“I know you have a fucked-up idea of animal husbandry!”

On Friday, I had some of my favorite people in the world over for Blood & Guts & Punch & Pie III: Victor Bloodenstein’s Revenge. For the third and final installment this year, I selected ‘Black Sheep’, which I’ve seen before (the horror genre is overrun with so much garbage that it’s important to pick at least ONE thing you know is genuinely entertaining). Then I realized–I’ve thrown several (two this year and one the year before) Friday the 13th parties already and had not yet shown a Friday the 13th movie. Sure, we COULD go for the original, a horror classic, widely acclaimed…but it wouldn’t be a party if I couldn’t get the people I adore to watch the TRUE horror of JASON IN SPACE.

So, no shit, the premise is that because Jason is an unstoppable killing machine, the only way to safely contain him was to put him in cryogenic stasis…in space.
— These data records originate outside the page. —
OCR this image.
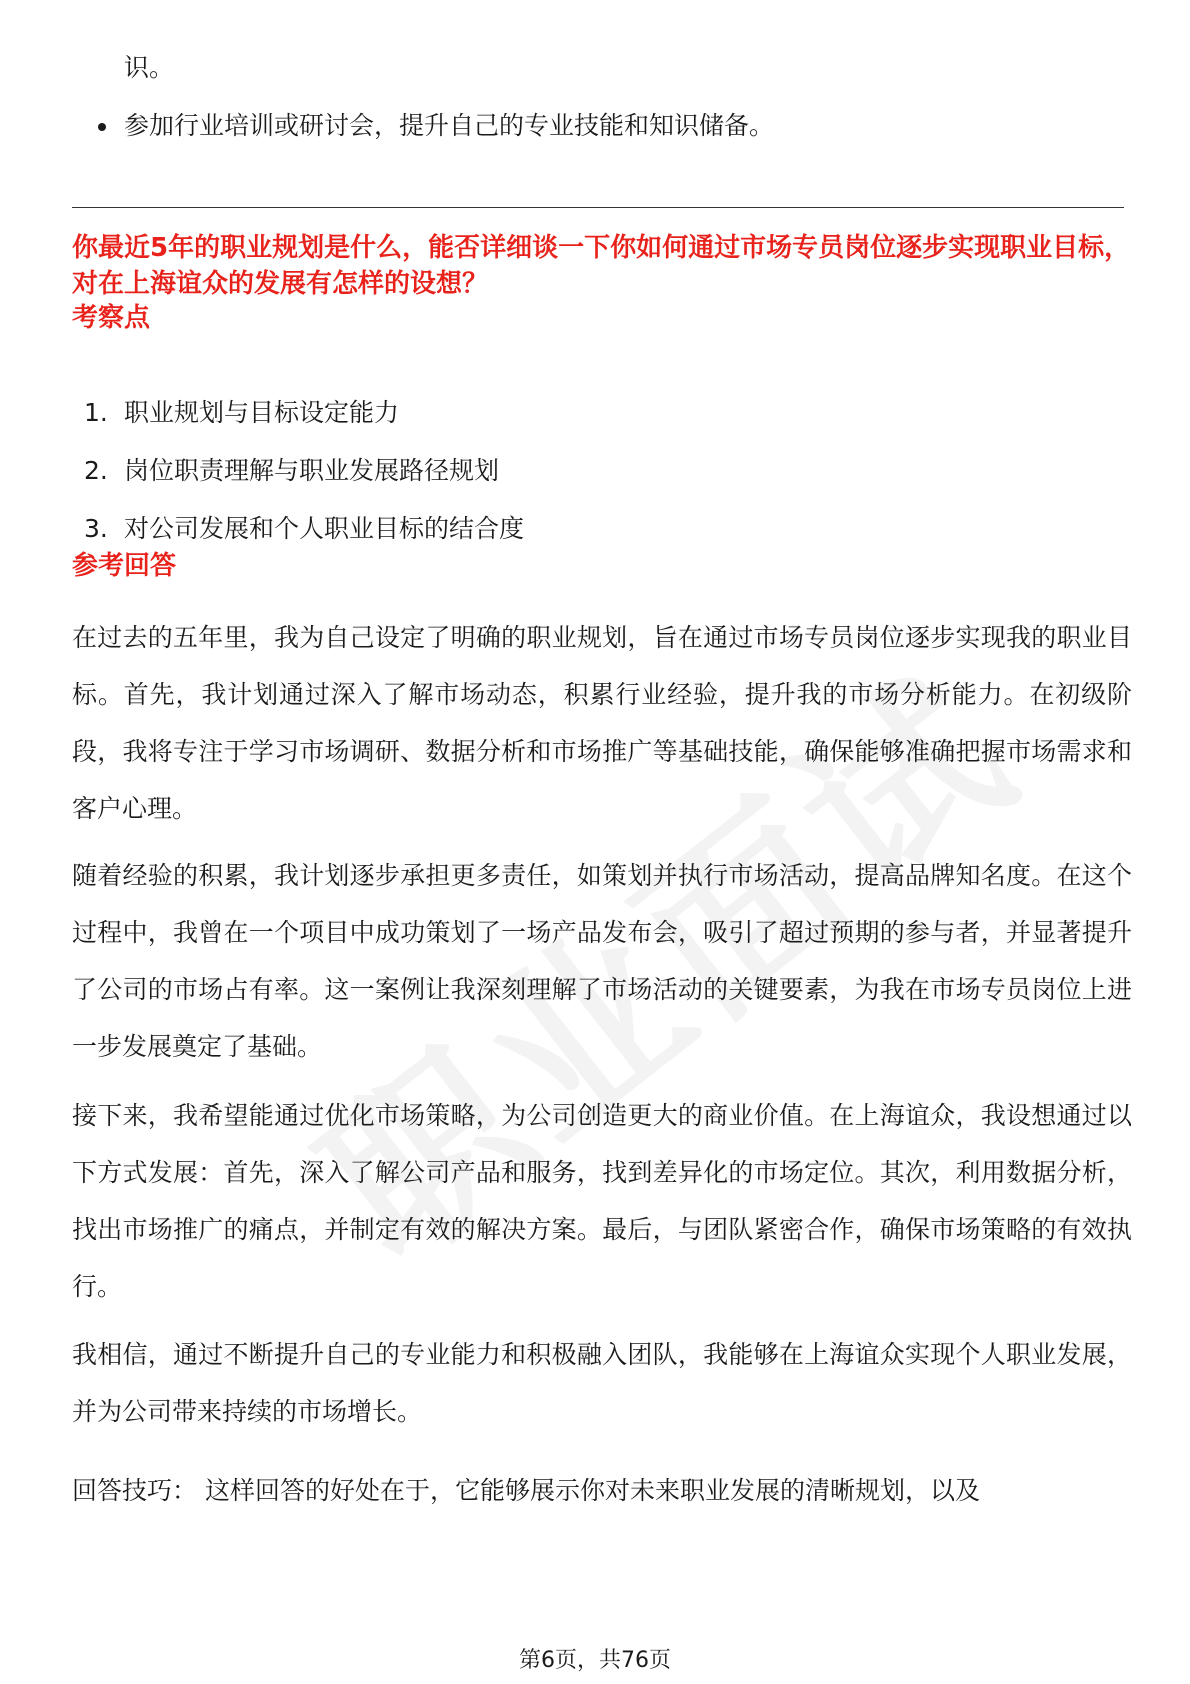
识。
参加行业培训或研讨会，提升自己的专业技能和知识储备。
你最近5年的职业规划是什么，能否详细谈一下你如何通过市场专员岗位逐步实现职业目标，对在上海谊众的发展有怎样的设想？
考察点
1. 职业规划与目标设定能力
2. 岗位职责理解与职业发展路径规划
3. 对公司发展和个人职业目标的结合度
参考回答
在过去的五年里，我为自己设定了明确的职业规划，旨在通过市场专员岗位逐步实现我的职业目标。首先，我计划通过深入了解市场动态，积累行业经验，提升我的市场分析能力。在初级阶段，我将专注于学习市场调研、数据分析和市场推广等基础技能，确保能够准确把握市场需求和客户心理。
随着经验的积累，我计划逐步承担更多责任，如策划并执行市场活动，提高品牌知名度。在这个过程中，我曾在一个项目中成功策划了一场产品发布会，吸引了超过预期的参与者，并显著提升了公司的市场占有率。这一案例让我深刻理解了市场活动的关键要素，为我在市场专员岗位上进一步发展奠定了基础。
接下来，我希望能通过优化市场策略，为公司创造更大的商业价值。在上海谊众，我设想通过以下方式发展：首先，深入了解公司产品和服务，找到差异化的市场定位。其次，利用数据分析，找出市场推广的痛点，并制定有效的解决方案。最后，与团队紧密合作，确保市场策略的有效执行。
我相信，通过不断提升自己的专业能力和积极融入团队，我能够在上海谊众实现个人职业发展，并为公司带来持续的市场增长。
回答技巧： 这样回答的好处在于，它能够展示你对未来职业发展的清晰规划，以及
第6页，共76页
Then, 400 years from now, SOMETHING happens (I will admit to maybe being over-ginned at this point), and he gets picked up by a spaceship of the future staffed by young coeds in cutoffs and halter tops. I, for one, do not think that a self-respecting scientist would show that much skin when performing an autopsy, but what do I know?

Anyway, CaptainDoctor Tube Top took Jason’s machete at some point, and then after he magically reanimated, he found a new, space machete. With speed holes. What purpose does a machete serve in space? Aside from fashioning yourself more cutoffs from boring space pants, of course.

There was only one scene in this movie that made it worth watching, and it is one of the greatest movie killing sequences of all time. Seriously. Someone’s robot girlfriend (again, not paying all that much attention and also sort of boozed up) creates a hologram of Camp Crystal Lake, complete with two sexy hologram campers who take off their tops, profess to love premarital sex, and then climb into sleeping bags and giggle; when it cuts back to this scene, Jason is using one girl in a sleeping bag to beat the other girl in the sleeping bag to death, and then smacks the sleeping bag girl he’s using as a weapon against a tree for good measure.


Kind of brings a tear to your eye, doesn’t it?

Next Blood & Guts & Punch & Pie will be in August 2010!

8 Comments “I know you have a fucked-up idea of animal husbandry!”

  1. earthdotprime November 16, 2009 at 11:52 pm

    As much as I love the sleeping bag scene (and I do), I love the one in the beginning of the movie where he dips the co-ed’s face in liquid nitrogen, freezes it, and shatters it against a countertop even more.

    Everything about Jason X is my favourite, actually.

    1. admin November 17, 2009 at 12:25 am

      That ALSO brought a tear of joy to my eye.

      You should watch Black Sheep if you haven’t already, it is gore-y comic genius. And it has special effects by Weta!

  2. scearley November 16, 2009 at 11:54 pm

    George Carlin theorized that just such a killing would be a perfect murder back in the 70s. You pick someone up and use them to beat the other person to death. He said it would look like a high-speed pedestrian accident.

    1. admin November 17, 2009 at 12:25 am

      ahahahaha I love it!

  3. mschilepepper November 17, 2009 at 8:34 am

    Aw, I forgot about it! That’s what I get for ignoring FB.

  4. confusednazgul November 17, 2009 at 6:33 am

    Why does he look like Robocop?

    1. admin November 17, 2009 at 7:35 am

      He got blown up, and nanobots built him bigger, stronger, and more robocop-like.

      1. confusednazgul November 17, 2009 at 5:55 pm

        That is the most reasonable thing I’ve ever read.